There are only a few ways that government can impact economic development. Admittedly, they can have profound effects – positive or negative – but you can boil down the options:

Direct funding of economic development (incentives, R&D, direct training, marketing, etc.)

Focused funding on things that influence economic development (education, roads, rail, etc.)

Regulatory/legislative issues

Something I would call embedding a culture of economic development within government

This is an example of direct funding of economic development. A billion dollar fund taken from oil profits directly to fund research and development and to attract large R&D players to the state of Oklahoma. On a population base of $3.5 million, that’s about $286/per person. Certainly not Ireland in its spending, but a good figure. Remember, this is not all ‘economic development’ spending, just this initiative to encourage more R&D in the state.

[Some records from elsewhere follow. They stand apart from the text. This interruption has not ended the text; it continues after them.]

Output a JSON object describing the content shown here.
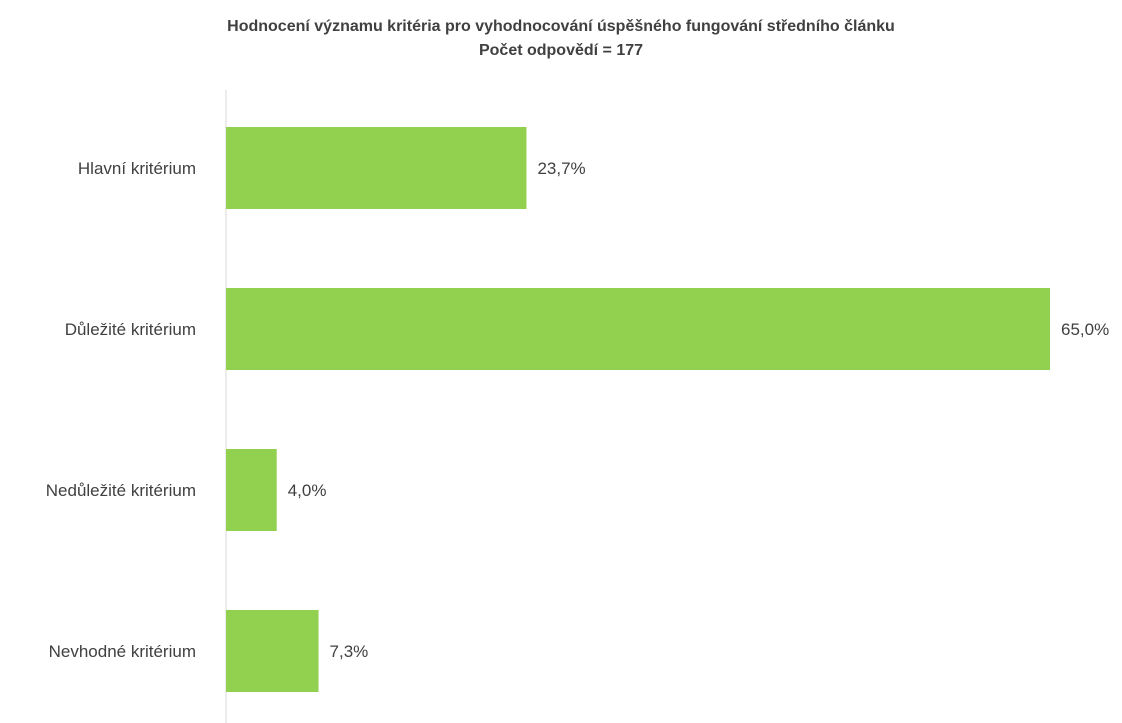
{
  "chart_data": {
    "type": "bar",
    "orientation": "horizontal",
    "title": "Hodnocení významu kritéria pro vyhodnocování úspěšného fungování středního článku",
    "subtitle": "Počet odpovědí = 177",
    "categories": [
      "Hlavní kritérium",
      "Důležité kritérium",
      "Nedůležité kritérium",
      "Nevhodné kritérium"
    ],
    "values": [
      23.7,
      65.0,
      4.0,
      7.3
    ],
    "value_labels": [
      "23,7%",
      "65,0%",
      "4,0%",
      "7,3%"
    ],
    "xlim": [
      0,
      65.0
    ],
    "grid": false,
    "legend": "none",
    "bar_color": "#92d050",
    "axis_color": "#d9d9d9",
    "text_color": "#404040"
  }
}
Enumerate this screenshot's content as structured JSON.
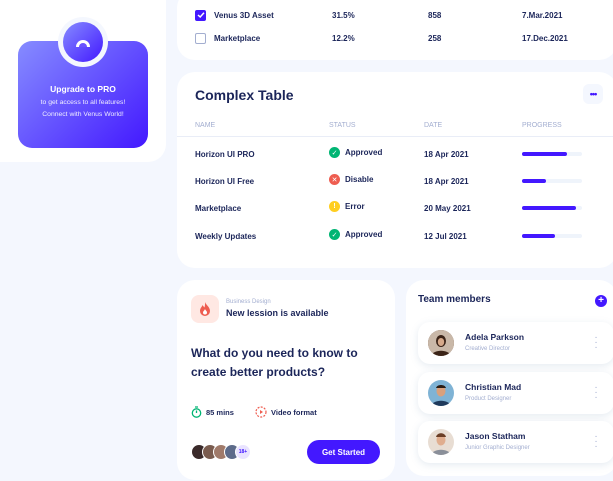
{
  "promo": {
    "title": "Upgrade to PRO",
    "line1": "to get access to all features!",
    "line2": "Connect with Venus World!"
  },
  "top_table": {
    "rows": [
      {
        "name": "Venus 3D Asset",
        "checked": true,
        "progress": "31.5%",
        "quantity": "858",
        "date": "7.Mar.2021"
      },
      {
        "name": "Marketplace",
        "checked": false,
        "progress": "12.2%",
        "quantity": "258",
        "date": "17.Dec.2021"
      }
    ]
  },
  "complex_table": {
    "title": "Complex Table",
    "more_icon": "more-dots-icon",
    "headers": [
      "NAME",
      "STATUS",
      "DATE",
      "PROGRESS"
    ],
    "rows": [
      {
        "name": "Horizon UI PRO",
        "status": "Approved",
        "status_color": "#01b574",
        "date": "18 Apr 2021",
        "progress": 0.75
      },
      {
        "name": "Horizon UI Free",
        "status": "Disable",
        "status_color": "#ee5d50",
        "date": "18 Apr 2021",
        "progress": 0.4
      },
      {
        "name": "Marketplace",
        "status": "Error",
        "status_color": "#ffce20",
        "date": "20 May 2021",
        "progress": 0.9
      },
      {
        "name": "Weekly Updates",
        "status": "Approved",
        "status_color": "#01b574",
        "date": "12 Jul 2021",
        "progress": 0.55
      }
    ]
  },
  "course": {
    "category": "Business Design",
    "subtitle": "New lession is available",
    "question": "What do you need to know to create better products?",
    "duration": "85 mins",
    "format": "Video format",
    "more_count": "18+",
    "cta": "Get Started"
  },
  "team": {
    "title": "Team members",
    "members": [
      {
        "name": "Adela Parkson",
        "role": "Creative Director"
      },
      {
        "name": "Christian Mad",
        "role": "Product Designer"
      },
      {
        "name": "Jason Statham",
        "role": "Junior Graphic Designer"
      }
    ]
  },
  "colors": {
    "brand": "#4318ff",
    "text_primary": "#1b2559",
    "text_secondary": "#a3aed0",
    "background": "#f4f7fe"
  }
}
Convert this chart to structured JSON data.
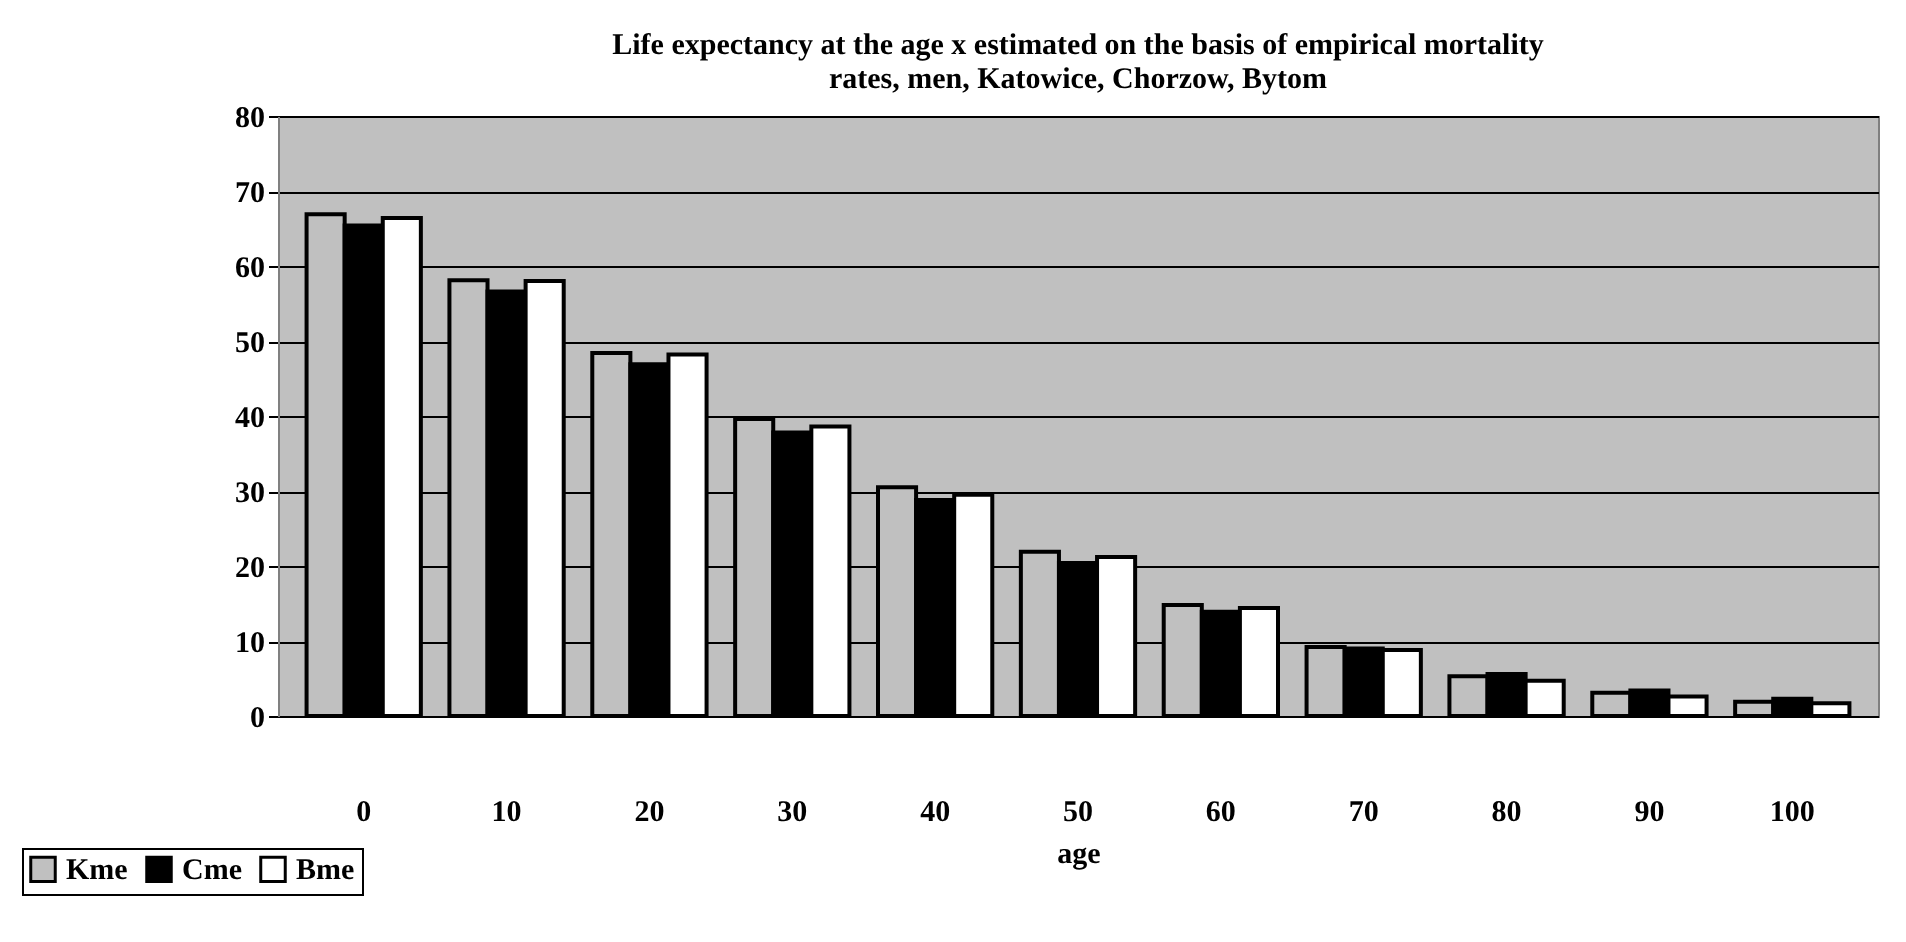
{
  "chart_data": {
    "type": "bar",
    "title": [
      "Life expectancy at the age x  estimated on the basis of empirical  mortality",
      "rates, men, Katowice, Chorzow, Bytom"
    ],
    "xlabel": "age",
    "categories": [
      "0",
      "10",
      "20",
      "30",
      "40",
      "50",
      "60",
      "70",
      "80",
      "90",
      "100"
    ],
    "series": [
      {
        "name": "Kme",
        "color": "#c0c0c0",
        "values": [
          66.9,
          58.1,
          48.4,
          39.6,
          30.5,
          21.9,
          14.8,
          9.2,
          5.3,
          3.1,
          1.9
        ]
      },
      {
        "name": "Cme",
        "color": "#000000",
        "values": [
          65.4,
          56.6,
          46.9,
          37.8,
          28.8,
          20.4,
          13.9,
          9.0,
          5.6,
          3.4,
          2.3
        ]
      },
      {
        "name": "Bme",
        "color": "#ffffff",
        "values": [
          66.4,
          58.0,
          48.2,
          38.6,
          29.5,
          21.2,
          14.4,
          8.8,
          4.7,
          2.6,
          1.7
        ]
      }
    ],
    "ylim": [
      0,
      80
    ],
    "yticks": [
      0,
      10,
      20,
      30,
      40,
      50,
      60,
      70,
      80
    ],
    "grid": "y",
    "legend": "bottom left"
  }
}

Contrast that with New Brunswick. Bernard Lord set up the ‘Innovation Foundation’ to be the catalyst that would move New Brunswick from last in R&D spending to in the ‘top three’ in Canada. Then he funded it with $25 million (or about $33/per person) – nine times less than the Oklahoma initiative.

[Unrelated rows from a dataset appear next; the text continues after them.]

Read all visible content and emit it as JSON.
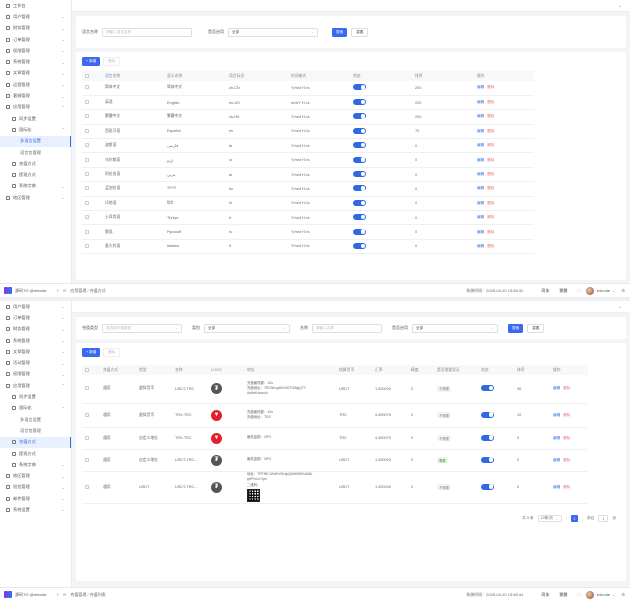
{
  "panel1": {
    "sidebar": [
      {
        "label": "工作台",
        "level": 1,
        "chev": ""
      },
      {
        "label": "用户管理",
        "level": 1,
        "chev": "⌄"
      },
      {
        "label": "财务管理",
        "level": 1,
        "chev": "⌄"
      },
      {
        "label": "订单管理",
        "level": 1,
        "chev": "⌄"
      },
      {
        "label": "权限管理",
        "level": 1,
        "chev": "⌄"
      },
      {
        "label": "系统管理",
        "level": 1,
        "chev": "⌄"
      },
      {
        "label": "文章管理",
        "level": 1,
        "chev": "⌄"
      },
      {
        "label": "运营管理",
        "level": 1,
        "chev": "⌄"
      },
      {
        "label": "客服管理",
        "level": 1,
        "chev": "⌄"
      },
      {
        "label": "应用管理",
        "level": 1,
        "chev": "⌃"
      },
      {
        "label": "同步设置",
        "level": 2,
        "chev": ""
      },
      {
        "label": "国际化",
        "level": 2,
        "chev": "⌃"
      },
      {
        "label": "多语言设置",
        "level": 3,
        "chev": "",
        "active": true
      },
      {
        "label": "语言包管理",
        "level": 3,
        "chev": ""
      },
      {
        "label": "充值方式",
        "level": 2,
        "chev": ""
      },
      {
        "label": "提现方式",
        "level": 2,
        "chev": ""
      },
      {
        "label": "系统字典",
        "level": 2,
        "chev": "⌄"
      },
      {
        "label": "地区管理",
        "level": 1,
        "chev": "⌄"
      }
    ],
    "filter": {
      "name_label": "语言名称",
      "name_placeholder": "请输入语言名称",
      "status_label": "是否启用",
      "status_value": "全部",
      "search_btn": "搜索",
      "reset_btn": "重置"
    },
    "toolbar": {
      "add": "+ 新增",
      "delete": "删除"
    },
    "columns": [
      "语言名称",
      "显示名称",
      "语言标识",
      "时间格式",
      "状态",
      "排序",
      "操作"
    ],
    "rows": [
      {
        "name": "简体中文",
        "display": "简体中文",
        "code": "zh-CN",
        "fmt": "Y/m/d H:i:s",
        "sort": "200",
        "ops": [
          "编辑",
          "删除"
        ]
      },
      {
        "name": "英语",
        "display": "English",
        "code": "en-US",
        "fmt": "m/d/Y H:i:s",
        "sort": "220",
        "ops": [
          "编辑",
          "删除"
        ]
      },
      {
        "name": "繁體中文",
        "display": "繁體中文",
        "code": "zh-HK",
        "fmt": "Y/m/d H:i:s",
        "sort": "200",
        "ops": [
          "编辑",
          "删除"
        ]
      },
      {
        "name": "西班牙语",
        "display": "Español",
        "code": "es",
        "fmt": "Y/m/d H:i:s",
        "sort": "70",
        "ops": [
          "编辑",
          "删除"
        ]
      },
      {
        "name": "波斯语",
        "display": "فارسی",
        "code": "fa",
        "fmt": "Y/m/d H:i:s",
        "sort": "0",
        "ops": [
          "编辑",
          "删除"
        ]
      },
      {
        "name": "乌尔都语",
        "display": "اردو",
        "code": "ur",
        "fmt": "Y/m/d H:i:s",
        "sort": "0",
        "ops": [
          "编辑",
          "删除"
        ]
      },
      {
        "name": "阿拉伯语",
        "display": "عربي",
        "code": "ar",
        "fmt": "Y/m/d H:i:s",
        "sort": "0",
        "ops": [
          "编辑",
          "删除"
        ]
      },
      {
        "name": "孟加拉语",
        "display": "বাংলা",
        "code": "bn",
        "fmt": "Y/m/d H:i:s",
        "sort": "0",
        "ops": [
          "编辑",
          "删除"
        ]
      },
      {
        "name": "印地语",
        "display": "हिंदी",
        "code": "hi",
        "fmt": "Y/m/d H:i:s",
        "sort": "0",
        "ops": [
          "编辑",
          "删除"
        ]
      },
      {
        "name": "土耳其语",
        "display": "Türkçe",
        "code": "tr",
        "fmt": "Y/m/d H:i:s",
        "sort": "0",
        "ops": [
          "编辑",
          "删除"
        ]
      },
      {
        "name": "俄语",
        "display": "Русский",
        "code": "ru",
        "fmt": "Y/m/d H:i:s",
        "sort": "0",
        "ops": [
          "编辑",
          "删除"
        ]
      },
      {
        "name": "意大利语",
        "display": "Italiano",
        "code": "it",
        "fmt": "Y/m/d H:i:s",
        "sort": "0",
        "ops": [
          "编辑",
          "删除"
        ]
      }
    ],
    "footer": {
      "brand": "源码TG @mlcode",
      "breadcrumb": "应用管理 / 充值方式",
      "time": "系统时间：2026-04-20 13:48:32",
      "lang": "简体",
      "font": "繁體",
      "user": "mlcode"
    }
  },
  "panel2": {
    "sidebar": [
      {
        "label": "用户管理",
        "level": 1,
        "chev": "⌄"
      },
      {
        "label": "订单管理",
        "level": 1,
        "chev": "⌄"
      },
      {
        "label": "财务管理",
        "level": 1,
        "chev": "⌄"
      },
      {
        "label": "系统管理",
        "level": 1,
        "chev": "⌄"
      },
      {
        "label": "文章管理",
        "level": 1,
        "chev": "⌄"
      },
      {
        "label": "活动管理",
        "level": 1,
        "chev": "⌄"
      },
      {
        "label": "权限管理",
        "level": 1,
        "chev": "⌄"
      },
      {
        "label": "应用管理",
        "level": 1,
        "chev": "⌃"
      },
      {
        "label": "同步设置",
        "level": 2,
        "chev": ""
      },
      {
        "label": "国际化",
        "level": 2,
        "chev": "⌃"
      },
      {
        "label": "多语言设置",
        "level": 3,
        "chev": ""
      },
      {
        "label": "语言包管理",
        "level": 3,
        "chev": ""
      },
      {
        "label": "充值方式",
        "level": 2,
        "chev": "",
        "active": true
      },
      {
        "label": "提现方式",
        "level": 2,
        "chev": ""
      },
      {
        "label": "系统字典",
        "level": 2,
        "chev": "⌄"
      },
      {
        "label": "地区管理",
        "level": 1,
        "chev": "⌄"
      },
      {
        "label": "短信管理",
        "level": 1,
        "chev": "⌄"
      },
      {
        "label": "邮件管理",
        "level": 1,
        "chev": "⌄"
      },
      {
        "label": "系统设置",
        "level": 1,
        "chev": "⌄"
      }
    ],
    "filter": {
      "type_label": "充值类型",
      "type_placeholder": "请选择充值类型",
      "cat_label": "类别",
      "cat_value": "全部",
      "name_label": "名称",
      "name_placeholder": "请输入名称",
      "status_label": "是否启用",
      "status_value": "全部",
      "search_btn": "搜索",
      "reset_btn": "重置"
    },
    "toolbar": {
      "add": "+ 新增",
      "delete": "删除"
    },
    "columns": [
      "充值方式",
      "类型",
      "名称",
      "LOGO",
      "地址",
      "结算货币",
      "汇率",
      "精度",
      "是否需要凭证",
      "状态",
      "排序",
      "操作"
    ],
    "rows": [
      {
        "method": "通用",
        "type": "虚拟货币",
        "name": "USDT-TRC",
        "logo": "usdt",
        "addr": [
          "充值最低额：10u",
          "充值地址：TRCNhxgHtOdOTGiNgQTY",
          "AsHnfUmzuN"
        ],
        "currency": "USDT",
        "rate": "1.000000",
        "prec": "2",
        "voucher": "不需要",
        "voucher_tag": "no",
        "sort": "30",
        "ops": [
          "编辑",
          "删除"
        ]
      },
      {
        "method": "通用",
        "type": "虚拟货币",
        "name": "TRX-TRC",
        "logo": "trx",
        "addr": [
          "充值最低额：10u",
          "充值地址：TDS"
        ],
        "currency": "TRX",
        "rate": "4.490070",
        "prec": "2",
        "voucher": "不需要",
        "voucher_tag": "no",
        "sort": "10",
        "ops": [
          "编辑",
          "删除"
        ]
      },
      {
        "method": "通用",
        "type": "自定义地址",
        "name": "TRX-TRC",
        "logo": "trx",
        "addr": [
          "最低金额：VIP1"
        ],
        "currency": "TRX",
        "rate": "4.490070",
        "prec": "2",
        "voucher": "不需要",
        "voucher_tag": "no",
        "sort": "0",
        "ops": [
          "编辑",
          "删除"
        ]
      },
      {
        "method": "通用",
        "type": "自定义地址",
        "name": "USDT-TRC...",
        "logo": "usdt",
        "addr": [
          "最低金额：VIP1"
        ],
        "currency": "USDT",
        "rate": "1.000000",
        "prec": "2",
        "voucher": "需要",
        "voucher_tag": "yes",
        "sort": "0",
        "ops": [
          "编辑",
          "删除"
        ]
      },
      {
        "method": "通用",
        "type": "USDT",
        "name": "USDT-TRC...",
        "logo": "usdt",
        "addr": [
          "地址：TRT9iK NHdFzSKqbQAM6SEKsNtU",
          "gHPm1x7qm",
          "二维码："
        ],
        "currency": "USDT",
        "rate": "1.000000",
        "prec": "2",
        "voucher": "不需要",
        "voucher_tag": "no",
        "sort": "0",
        "ops": [
          "编辑",
          "删除"
        ],
        "qr": true
      }
    ],
    "pager": {
      "total": "共 5 条",
      "size": "10条/页",
      "page": "1",
      "goto": "前往",
      "goto_val": "1",
      "unit": "页"
    },
    "footer": {
      "brand": "源码TG @mlcode",
      "breadcrumb": "充值管理 / 充值列表",
      "time": "系统时间：2026-04-20 13:48:44",
      "lang": "简体",
      "font": "繁體",
      "user": "mlcode"
    }
  },
  "icons": {
    "chevron": "⌄",
    "refresh": "⟳",
    "fullscreen": "⛶",
    "settings": "⚙",
    "search_arrow": "›"
  }
}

I had calculated then, an easy calculation really, that if New Brunswick wanted to be in the ‘top three’, it would have to spend at least another $100 million per year (not over many years like the Innovation Foundation’s $25 million). It’s a clear calculation. Either you a) ante up the bucks yourself as a government or b) you go get it – federal government or private sector.

Simple, really.

My point is that all this talk of self-sufficiency doesn’t mean much without commitment. And just getting economic development spending back to mid 1990 levels (as a percentage of the budget) would require 10s of millions more each year.

We didn’t see that in budget #1, I doubt we will in budget #2.